I've left the state out when you have identified the false coin, since that's only at the end. Counting possibilities, 1) adds two possibilities, 2) and 3) add 1 possibility and 4) doesn't add any (it's certain)
In the first weighing you have 24 possibilities to start with. With one weighing you can divide that by three and remain with 8 possibilities for each outcome (pile 1 is heavier / lighter / same as pile 2).
So... The first weighing has to be four coins (pile A) versus four other coins (pile B). If A is lighter then all coins in A will be in state 2), all coins in pile B in state 3) and all coins of the remaining four will be in state 4). So we have 4 + 4 + 0 = 8 possibilities left.
If A were the same weight as B then we would know that A and B are in state 4 and the remaing 4 are in state 1), so we have 0 + 0 + 2*4 = 8 possibilities.
The rest is similar ;)
Since any one coin can be A)lighter, B)heaver, or C)equal in weight to a good coin, are there not in fact 12*3 (36)
possibilities to resolve?
No, because only one coin is false. So the correct way of calculating the possibilities is :
- choose 1 coin out of 12 to be the false coin (12 possibilities)
- choose whether it's lighter or heavier (2 possibilities)
which makes 12 * 2 = 24.
Then they are triellists, not duellists.Quote:
Originally posted by dimm_coderThere are 3 duellists:
...
They are all stand face to face ( like in triangle ).

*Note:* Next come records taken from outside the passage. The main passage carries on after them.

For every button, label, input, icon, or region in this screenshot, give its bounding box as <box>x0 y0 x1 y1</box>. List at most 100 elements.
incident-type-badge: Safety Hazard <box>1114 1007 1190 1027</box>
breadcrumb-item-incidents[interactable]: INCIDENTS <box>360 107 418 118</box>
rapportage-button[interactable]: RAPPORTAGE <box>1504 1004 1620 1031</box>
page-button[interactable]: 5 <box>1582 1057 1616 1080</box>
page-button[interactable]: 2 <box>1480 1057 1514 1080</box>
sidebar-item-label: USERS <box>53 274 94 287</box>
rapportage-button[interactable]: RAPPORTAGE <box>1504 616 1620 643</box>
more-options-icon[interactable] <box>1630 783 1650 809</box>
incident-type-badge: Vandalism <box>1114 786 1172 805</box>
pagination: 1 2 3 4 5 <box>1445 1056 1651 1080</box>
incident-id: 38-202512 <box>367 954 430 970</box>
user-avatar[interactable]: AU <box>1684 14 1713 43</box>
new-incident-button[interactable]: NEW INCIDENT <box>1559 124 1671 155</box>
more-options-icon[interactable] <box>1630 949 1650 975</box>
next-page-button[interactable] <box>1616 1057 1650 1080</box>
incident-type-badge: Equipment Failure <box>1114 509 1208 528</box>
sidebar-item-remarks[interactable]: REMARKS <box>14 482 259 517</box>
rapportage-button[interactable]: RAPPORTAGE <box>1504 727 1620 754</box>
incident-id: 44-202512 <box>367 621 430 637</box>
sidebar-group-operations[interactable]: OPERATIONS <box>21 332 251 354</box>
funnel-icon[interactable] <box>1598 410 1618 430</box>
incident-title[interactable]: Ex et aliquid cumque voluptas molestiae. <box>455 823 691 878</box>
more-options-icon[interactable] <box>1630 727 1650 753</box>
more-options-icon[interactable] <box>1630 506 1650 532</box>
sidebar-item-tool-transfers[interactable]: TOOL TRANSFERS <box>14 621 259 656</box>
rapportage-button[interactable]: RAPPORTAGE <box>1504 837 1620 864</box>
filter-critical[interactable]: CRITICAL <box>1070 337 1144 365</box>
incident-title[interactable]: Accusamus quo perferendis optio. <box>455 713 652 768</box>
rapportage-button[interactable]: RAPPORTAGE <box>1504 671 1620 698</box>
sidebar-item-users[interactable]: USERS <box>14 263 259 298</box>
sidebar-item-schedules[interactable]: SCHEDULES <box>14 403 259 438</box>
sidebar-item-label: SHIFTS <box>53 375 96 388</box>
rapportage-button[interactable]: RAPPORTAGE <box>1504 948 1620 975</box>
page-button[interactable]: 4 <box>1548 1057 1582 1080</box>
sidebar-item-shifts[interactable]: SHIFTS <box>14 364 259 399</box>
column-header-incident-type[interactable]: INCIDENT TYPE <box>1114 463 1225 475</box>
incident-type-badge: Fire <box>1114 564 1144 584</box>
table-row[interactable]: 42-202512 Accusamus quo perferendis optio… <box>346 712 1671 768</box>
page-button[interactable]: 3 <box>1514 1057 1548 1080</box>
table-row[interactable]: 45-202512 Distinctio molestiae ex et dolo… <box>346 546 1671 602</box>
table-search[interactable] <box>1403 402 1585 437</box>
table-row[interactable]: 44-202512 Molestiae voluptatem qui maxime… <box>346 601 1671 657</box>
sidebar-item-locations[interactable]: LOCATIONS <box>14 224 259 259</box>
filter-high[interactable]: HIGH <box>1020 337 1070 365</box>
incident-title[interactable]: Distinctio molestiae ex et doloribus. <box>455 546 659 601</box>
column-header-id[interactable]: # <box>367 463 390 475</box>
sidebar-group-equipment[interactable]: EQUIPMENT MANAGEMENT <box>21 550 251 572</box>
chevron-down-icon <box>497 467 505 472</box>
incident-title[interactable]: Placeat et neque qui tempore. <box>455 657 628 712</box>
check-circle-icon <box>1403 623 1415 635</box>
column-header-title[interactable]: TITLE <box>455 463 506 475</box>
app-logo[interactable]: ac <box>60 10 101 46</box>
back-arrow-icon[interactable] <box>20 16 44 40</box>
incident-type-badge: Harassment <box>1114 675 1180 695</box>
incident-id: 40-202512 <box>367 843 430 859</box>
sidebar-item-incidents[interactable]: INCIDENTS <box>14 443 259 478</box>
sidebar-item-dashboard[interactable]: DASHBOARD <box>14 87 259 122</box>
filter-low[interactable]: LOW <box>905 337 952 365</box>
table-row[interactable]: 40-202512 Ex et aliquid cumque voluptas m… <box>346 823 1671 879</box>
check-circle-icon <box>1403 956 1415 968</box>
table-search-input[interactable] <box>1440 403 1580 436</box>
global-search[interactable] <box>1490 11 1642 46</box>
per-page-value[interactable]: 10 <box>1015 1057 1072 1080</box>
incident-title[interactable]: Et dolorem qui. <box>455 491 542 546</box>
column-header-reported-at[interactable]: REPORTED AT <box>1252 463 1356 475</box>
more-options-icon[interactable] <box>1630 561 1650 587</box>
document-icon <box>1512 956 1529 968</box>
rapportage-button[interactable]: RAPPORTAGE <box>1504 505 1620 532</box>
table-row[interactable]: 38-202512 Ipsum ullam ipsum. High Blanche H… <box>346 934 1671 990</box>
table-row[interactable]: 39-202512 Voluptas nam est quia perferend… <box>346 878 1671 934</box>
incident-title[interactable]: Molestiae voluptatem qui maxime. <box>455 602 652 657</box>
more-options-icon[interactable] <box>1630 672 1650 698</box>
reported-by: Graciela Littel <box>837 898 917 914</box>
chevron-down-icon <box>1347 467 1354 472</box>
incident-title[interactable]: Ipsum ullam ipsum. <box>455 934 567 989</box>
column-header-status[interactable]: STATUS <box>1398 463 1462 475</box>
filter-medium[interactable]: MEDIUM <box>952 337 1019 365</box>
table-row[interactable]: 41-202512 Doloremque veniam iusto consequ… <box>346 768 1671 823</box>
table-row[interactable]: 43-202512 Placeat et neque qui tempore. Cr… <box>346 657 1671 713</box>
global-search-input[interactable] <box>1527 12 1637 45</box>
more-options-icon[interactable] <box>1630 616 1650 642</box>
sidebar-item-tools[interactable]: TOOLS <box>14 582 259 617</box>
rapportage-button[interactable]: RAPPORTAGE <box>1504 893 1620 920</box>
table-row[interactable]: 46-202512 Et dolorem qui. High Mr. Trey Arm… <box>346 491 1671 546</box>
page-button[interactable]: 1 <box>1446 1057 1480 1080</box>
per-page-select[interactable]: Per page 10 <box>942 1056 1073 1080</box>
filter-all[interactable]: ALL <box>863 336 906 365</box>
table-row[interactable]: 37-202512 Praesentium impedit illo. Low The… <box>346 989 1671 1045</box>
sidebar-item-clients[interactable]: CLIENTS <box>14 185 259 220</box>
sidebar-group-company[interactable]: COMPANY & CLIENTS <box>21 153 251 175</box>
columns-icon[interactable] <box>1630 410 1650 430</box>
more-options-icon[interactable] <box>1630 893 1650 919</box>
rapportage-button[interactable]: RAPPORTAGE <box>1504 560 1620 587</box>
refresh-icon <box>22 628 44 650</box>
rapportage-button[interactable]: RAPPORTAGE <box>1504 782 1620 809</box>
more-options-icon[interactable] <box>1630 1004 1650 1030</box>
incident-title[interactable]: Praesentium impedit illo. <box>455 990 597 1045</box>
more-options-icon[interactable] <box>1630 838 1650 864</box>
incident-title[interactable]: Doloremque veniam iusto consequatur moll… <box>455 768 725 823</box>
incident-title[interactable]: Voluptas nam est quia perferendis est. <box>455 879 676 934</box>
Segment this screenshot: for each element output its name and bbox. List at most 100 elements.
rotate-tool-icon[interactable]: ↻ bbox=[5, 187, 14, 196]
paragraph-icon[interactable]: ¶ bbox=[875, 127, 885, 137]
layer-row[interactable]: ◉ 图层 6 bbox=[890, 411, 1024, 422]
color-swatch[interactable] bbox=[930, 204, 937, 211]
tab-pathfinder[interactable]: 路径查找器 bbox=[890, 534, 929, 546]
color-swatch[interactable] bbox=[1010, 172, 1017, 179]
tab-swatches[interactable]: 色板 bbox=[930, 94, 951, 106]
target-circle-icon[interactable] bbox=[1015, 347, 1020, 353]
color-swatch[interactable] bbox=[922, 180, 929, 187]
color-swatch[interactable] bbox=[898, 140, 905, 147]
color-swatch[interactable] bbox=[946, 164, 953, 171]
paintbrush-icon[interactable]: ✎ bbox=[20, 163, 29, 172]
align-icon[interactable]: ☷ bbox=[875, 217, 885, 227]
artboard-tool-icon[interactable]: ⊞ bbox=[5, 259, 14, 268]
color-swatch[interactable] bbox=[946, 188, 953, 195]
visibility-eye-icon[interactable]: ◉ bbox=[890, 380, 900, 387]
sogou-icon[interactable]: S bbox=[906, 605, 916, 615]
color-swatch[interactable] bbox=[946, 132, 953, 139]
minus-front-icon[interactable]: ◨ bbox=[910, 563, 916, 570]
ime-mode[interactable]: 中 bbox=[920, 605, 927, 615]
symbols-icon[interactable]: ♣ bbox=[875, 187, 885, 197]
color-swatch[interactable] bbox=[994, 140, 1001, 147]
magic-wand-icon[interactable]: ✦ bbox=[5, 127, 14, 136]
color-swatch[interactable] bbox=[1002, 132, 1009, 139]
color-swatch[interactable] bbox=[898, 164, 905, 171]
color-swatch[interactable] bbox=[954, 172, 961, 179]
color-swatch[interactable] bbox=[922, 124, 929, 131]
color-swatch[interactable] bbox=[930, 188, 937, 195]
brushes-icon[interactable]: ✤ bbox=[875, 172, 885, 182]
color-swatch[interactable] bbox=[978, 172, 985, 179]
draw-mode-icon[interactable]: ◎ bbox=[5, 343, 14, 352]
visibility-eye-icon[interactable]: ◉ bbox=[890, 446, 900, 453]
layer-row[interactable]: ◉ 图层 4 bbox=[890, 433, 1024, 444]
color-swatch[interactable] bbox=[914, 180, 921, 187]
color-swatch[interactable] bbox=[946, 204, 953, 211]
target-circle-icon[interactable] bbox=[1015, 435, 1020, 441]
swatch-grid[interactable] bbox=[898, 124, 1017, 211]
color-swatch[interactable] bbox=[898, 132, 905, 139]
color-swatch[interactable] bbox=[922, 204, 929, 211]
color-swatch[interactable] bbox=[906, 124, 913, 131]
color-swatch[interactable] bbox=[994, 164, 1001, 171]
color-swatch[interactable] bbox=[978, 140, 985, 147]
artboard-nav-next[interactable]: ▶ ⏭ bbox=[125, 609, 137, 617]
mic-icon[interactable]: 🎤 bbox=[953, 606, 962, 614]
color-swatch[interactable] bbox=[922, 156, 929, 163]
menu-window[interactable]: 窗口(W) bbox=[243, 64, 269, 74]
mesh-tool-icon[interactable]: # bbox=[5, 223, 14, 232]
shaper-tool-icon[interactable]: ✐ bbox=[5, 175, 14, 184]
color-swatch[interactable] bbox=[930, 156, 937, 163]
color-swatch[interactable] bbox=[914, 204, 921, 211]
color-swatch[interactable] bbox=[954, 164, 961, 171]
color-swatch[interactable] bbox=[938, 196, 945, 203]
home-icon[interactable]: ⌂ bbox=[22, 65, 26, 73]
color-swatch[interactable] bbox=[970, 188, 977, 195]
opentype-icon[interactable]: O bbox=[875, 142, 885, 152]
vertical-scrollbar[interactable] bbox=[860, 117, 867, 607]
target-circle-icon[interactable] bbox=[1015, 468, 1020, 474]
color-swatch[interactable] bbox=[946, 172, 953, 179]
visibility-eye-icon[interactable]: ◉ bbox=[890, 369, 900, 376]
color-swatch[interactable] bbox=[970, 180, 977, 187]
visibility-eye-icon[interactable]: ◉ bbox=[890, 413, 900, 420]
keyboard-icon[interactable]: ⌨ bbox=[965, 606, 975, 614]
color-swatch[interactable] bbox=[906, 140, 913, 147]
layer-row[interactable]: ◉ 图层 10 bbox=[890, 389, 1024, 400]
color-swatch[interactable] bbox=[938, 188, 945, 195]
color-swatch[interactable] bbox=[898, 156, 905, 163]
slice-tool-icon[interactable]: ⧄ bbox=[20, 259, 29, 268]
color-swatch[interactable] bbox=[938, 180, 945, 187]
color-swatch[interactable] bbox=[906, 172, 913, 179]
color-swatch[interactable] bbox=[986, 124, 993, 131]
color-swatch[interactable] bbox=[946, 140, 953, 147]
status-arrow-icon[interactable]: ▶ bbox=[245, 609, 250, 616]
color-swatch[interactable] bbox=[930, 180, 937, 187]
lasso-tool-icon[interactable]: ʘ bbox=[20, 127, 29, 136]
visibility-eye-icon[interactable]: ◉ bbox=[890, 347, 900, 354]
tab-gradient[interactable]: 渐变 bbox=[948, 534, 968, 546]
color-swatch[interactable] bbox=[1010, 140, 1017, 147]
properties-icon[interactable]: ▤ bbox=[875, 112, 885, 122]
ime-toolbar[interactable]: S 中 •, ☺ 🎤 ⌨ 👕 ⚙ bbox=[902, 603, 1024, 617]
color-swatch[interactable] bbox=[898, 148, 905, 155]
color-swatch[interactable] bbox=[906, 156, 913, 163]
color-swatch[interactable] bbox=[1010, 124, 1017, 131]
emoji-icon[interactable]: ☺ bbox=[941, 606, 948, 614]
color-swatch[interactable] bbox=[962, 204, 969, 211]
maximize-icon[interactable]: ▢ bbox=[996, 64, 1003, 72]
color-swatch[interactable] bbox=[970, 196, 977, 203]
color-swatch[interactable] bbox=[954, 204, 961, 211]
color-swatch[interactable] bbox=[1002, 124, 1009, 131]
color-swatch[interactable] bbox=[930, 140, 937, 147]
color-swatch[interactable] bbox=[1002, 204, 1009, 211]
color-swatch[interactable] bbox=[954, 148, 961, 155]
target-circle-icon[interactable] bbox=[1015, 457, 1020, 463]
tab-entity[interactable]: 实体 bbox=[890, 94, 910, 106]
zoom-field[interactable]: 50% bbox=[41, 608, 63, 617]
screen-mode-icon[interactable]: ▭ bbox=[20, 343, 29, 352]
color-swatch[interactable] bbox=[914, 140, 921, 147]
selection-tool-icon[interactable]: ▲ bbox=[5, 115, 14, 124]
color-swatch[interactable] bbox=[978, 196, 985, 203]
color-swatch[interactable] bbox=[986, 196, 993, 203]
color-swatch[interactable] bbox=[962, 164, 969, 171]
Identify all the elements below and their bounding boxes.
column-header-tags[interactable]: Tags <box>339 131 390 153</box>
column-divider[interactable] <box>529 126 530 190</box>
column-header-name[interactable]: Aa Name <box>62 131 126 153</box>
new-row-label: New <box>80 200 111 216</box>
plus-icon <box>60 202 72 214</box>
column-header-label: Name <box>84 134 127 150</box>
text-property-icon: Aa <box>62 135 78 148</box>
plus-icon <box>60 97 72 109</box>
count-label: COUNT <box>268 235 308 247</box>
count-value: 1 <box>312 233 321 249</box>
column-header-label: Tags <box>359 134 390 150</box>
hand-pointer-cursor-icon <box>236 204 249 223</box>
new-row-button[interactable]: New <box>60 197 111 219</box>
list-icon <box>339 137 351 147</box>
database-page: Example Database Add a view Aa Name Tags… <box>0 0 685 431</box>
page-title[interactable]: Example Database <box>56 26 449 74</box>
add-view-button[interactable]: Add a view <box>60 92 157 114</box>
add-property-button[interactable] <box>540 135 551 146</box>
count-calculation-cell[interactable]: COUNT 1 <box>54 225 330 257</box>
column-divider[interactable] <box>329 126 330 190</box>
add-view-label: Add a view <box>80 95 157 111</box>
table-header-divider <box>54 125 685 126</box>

His story checks out.Quote:
Originally posted by Simon666
I got hit by a car which may have damaged my brain. Have I mentioned yet I like [chicken chop]?
Yves,
Consider this scenario:
Pile1 and Pile2 weigh the same; this tells us that the false coin is in Pile3.
Take two coins from Pile3 and weigh them with two coins from Pile1 (Pile1 contains all good coins)
If these two coins weigh the same, you could weigh one of the untested coins from Pile 3 against a known good coin.
If the third comparison is also even, you have found the bad coin (the one not weighed from Pile3),
but you still don't know if it is heavier or lighter; you have to do a fourth comparison to find out! :(
(if you know a more efficient way to resolve this scenario, please let me know)
It's not as easy as that ;)
If you have 4 coins which you know nothing about (pile C), then you have to split the possibilities into three again. But, unluckily, 8 is not divisible by 3, so we divide the possibilities into 3, 3 and 2.
So you will weigh A1C1 (pile 1) versus C2C3 (pile 2) and leave C4 aside. If pile 1 is lighter then either C1 is false and lighter or C2 or C3 is false and heavier (3 possibilities). The same if pile 1 is heavier. If they are equal, then C4 is the false coin (2 possibilities).